O conflito persistente na Faixa de Gaza, iniciado há quase cinco meses, tem cobrado um preço desolador, especialmente entre as mulheres da região. Segundo estimativas alarmantes da ONU Mulheres, cerca de 9 mil mulheres foram vítimas fatais das ações das forças israelenses desde outubro de 2023.
Esses números representam uma tragédia incontestável, porém, a ONU alerta que o verdadeiro número de óbitos femininos pode ser ainda maior, considerando a presença de corpos sob os escombros e a dificuldade de acesso a áreas afetadas.

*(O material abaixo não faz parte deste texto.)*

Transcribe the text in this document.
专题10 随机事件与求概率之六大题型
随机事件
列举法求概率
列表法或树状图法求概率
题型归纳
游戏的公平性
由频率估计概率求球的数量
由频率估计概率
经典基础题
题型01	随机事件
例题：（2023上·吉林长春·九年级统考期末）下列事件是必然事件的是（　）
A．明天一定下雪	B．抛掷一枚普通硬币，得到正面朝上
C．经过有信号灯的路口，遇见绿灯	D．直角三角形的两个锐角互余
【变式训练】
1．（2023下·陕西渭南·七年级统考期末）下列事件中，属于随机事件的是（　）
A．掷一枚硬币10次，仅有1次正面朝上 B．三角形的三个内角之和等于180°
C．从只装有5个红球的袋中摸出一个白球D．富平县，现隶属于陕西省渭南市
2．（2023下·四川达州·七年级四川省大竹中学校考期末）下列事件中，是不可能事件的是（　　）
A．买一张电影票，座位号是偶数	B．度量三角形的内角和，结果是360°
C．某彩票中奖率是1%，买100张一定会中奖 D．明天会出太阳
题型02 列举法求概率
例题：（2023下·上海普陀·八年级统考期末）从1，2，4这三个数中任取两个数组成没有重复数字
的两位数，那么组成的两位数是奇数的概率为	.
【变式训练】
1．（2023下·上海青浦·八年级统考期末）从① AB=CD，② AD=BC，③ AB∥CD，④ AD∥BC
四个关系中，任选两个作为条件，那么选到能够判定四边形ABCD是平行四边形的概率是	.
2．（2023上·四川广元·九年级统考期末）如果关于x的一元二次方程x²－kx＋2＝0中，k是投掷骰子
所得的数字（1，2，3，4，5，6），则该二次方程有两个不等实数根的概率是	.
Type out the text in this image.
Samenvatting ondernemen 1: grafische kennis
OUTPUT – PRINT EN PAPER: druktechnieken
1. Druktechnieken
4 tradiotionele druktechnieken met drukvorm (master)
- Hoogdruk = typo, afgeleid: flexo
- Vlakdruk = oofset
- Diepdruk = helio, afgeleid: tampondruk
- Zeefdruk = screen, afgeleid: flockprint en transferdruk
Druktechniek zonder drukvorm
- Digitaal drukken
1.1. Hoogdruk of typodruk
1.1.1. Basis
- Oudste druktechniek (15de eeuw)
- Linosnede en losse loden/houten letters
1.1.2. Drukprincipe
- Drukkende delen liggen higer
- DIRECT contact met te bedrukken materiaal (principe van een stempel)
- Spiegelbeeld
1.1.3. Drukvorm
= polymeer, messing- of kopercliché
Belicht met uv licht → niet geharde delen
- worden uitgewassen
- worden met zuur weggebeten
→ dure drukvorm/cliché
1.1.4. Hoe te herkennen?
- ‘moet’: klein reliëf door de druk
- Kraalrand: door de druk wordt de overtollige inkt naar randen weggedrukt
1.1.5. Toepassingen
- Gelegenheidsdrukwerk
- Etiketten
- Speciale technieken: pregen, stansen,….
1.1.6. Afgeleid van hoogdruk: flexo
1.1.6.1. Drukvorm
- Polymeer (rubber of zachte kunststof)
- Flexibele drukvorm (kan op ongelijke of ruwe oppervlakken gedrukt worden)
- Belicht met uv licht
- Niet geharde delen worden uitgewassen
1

A situação humanitária é ainda mais desafiadora diante das projeções sombrias. Sem um fim iminente para o conflito, a ONU prevê que, sob o ritmo atual, aproximadamente 63 mulheres continuarão perdendo suas vidas diariamente. Além disso, a fome se tornou uma realidade avassaladora para muitas famílias em Gaza.
Uma recente avaliação conduzida pela ONU Mulheres com 120 mulheres revelou um quadro desolador de privações. A maioria delas, cerca de 84%, relatou uma drástica redução na quantidade de alimentos disponíveis para suas famílias desde o início do conflito. A escassez alimentar é tão aguda que muitas mães se veem obrigadas a sacrificar suas próprias refeições para garantir que seus filhos não passem fome.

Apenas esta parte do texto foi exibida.